Rachel discovered both comics and feminism at the age of two, when she found her parents’ Sylvia collections, and has been hooked on both ever since. In May 2007, she presented a paper titled ” ‘Wait And See What I Become’: Gender and Performativity in James Robinson’s Starman” at WisCon31.
She sews her own superhero pajamas.
Spokesperson: Leslie Caribou
Based: South-West USA
Email: theinvisible23@gmail.com
Leslie was introduced to comics at the age of nine when her father gave her a box full of Silver Age X-Men and Aquaman books. Since then, she has moved on to a far wider range of titles and swears that Grant Morrison’s The Invisibles changed her life.
Leslie has a BA in Art with a focus on Art History, but threw her Baroque background out the window in favor of of a feminist analysis of superhero comics for her senior thesis. “Women in Refrigerators: Female Superheroes as Victims of Violence,” dealt with the problematic imagery of women and violence in comics.

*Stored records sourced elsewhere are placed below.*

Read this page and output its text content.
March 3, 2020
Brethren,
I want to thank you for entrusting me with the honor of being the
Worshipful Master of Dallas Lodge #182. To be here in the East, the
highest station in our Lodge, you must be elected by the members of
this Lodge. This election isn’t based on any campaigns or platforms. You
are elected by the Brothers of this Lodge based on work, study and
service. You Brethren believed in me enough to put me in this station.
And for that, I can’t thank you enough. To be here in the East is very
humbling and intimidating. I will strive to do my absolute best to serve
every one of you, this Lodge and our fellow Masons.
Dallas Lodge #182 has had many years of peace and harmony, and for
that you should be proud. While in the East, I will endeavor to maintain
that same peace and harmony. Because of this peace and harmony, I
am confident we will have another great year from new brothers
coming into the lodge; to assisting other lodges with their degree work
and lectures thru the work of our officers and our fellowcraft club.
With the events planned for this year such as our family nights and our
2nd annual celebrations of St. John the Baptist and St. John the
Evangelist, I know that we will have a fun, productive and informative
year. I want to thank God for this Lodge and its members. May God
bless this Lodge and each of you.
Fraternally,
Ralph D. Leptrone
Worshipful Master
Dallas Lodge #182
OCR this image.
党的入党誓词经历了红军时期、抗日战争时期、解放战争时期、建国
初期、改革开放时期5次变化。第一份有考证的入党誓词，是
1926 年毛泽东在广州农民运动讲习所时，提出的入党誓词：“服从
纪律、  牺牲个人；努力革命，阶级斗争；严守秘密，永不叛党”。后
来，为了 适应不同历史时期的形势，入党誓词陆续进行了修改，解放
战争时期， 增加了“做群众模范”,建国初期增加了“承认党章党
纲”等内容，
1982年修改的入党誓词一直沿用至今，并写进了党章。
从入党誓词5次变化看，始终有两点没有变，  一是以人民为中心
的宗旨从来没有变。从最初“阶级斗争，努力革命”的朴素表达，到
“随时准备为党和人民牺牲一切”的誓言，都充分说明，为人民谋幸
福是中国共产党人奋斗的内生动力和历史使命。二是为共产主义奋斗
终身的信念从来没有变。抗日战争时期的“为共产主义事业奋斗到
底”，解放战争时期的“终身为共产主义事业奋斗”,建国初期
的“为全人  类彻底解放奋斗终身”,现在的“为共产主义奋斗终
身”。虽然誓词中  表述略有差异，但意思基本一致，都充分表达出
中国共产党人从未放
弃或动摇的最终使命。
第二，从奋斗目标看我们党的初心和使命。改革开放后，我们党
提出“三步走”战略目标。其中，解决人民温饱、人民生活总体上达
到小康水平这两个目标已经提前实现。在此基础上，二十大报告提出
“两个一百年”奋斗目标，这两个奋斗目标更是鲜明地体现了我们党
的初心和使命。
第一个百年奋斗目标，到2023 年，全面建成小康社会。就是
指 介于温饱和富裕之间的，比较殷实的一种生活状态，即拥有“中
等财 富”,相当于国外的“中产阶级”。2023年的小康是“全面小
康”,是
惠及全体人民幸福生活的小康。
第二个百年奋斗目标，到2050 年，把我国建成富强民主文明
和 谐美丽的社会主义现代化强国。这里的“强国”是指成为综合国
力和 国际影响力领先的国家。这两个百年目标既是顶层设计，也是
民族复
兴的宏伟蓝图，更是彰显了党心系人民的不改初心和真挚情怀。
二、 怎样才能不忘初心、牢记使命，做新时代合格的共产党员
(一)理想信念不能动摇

Currently, Leslie works in the interior design industry. Her interest in green design and sustainable solutions for urban planning fit in well with the San Francisco design community, and unlimited access to fabulous fabrics is a DIY revolutionary’s dream.
Leslie also enjoys hand knitting, playing pool, the martial art Krav Maga, and making a fool out of herself on the dance floor.
Spokesperson: Mary Borsellino
Based: South-East Australia
Email: mizmary@girl-wonder.org
Girl-Wonder.org founder Mary Borsellino is a freelance editor and journalist in Melbourne, Australia.
Mary has a BA (Distinction) majoring in Media Studies with a minor in Creative Writing from the Queensland University of Technology, and a Postgraduate Diploma in Creative Arts/Creative Writing from the University of Melbourne. All she can remember learning is which places near campus sold good coffee.
Mary’s essay “Pink and Blue: Gender in The Sandman” was published in The Neil Gaiman Reader, by Wildside Press.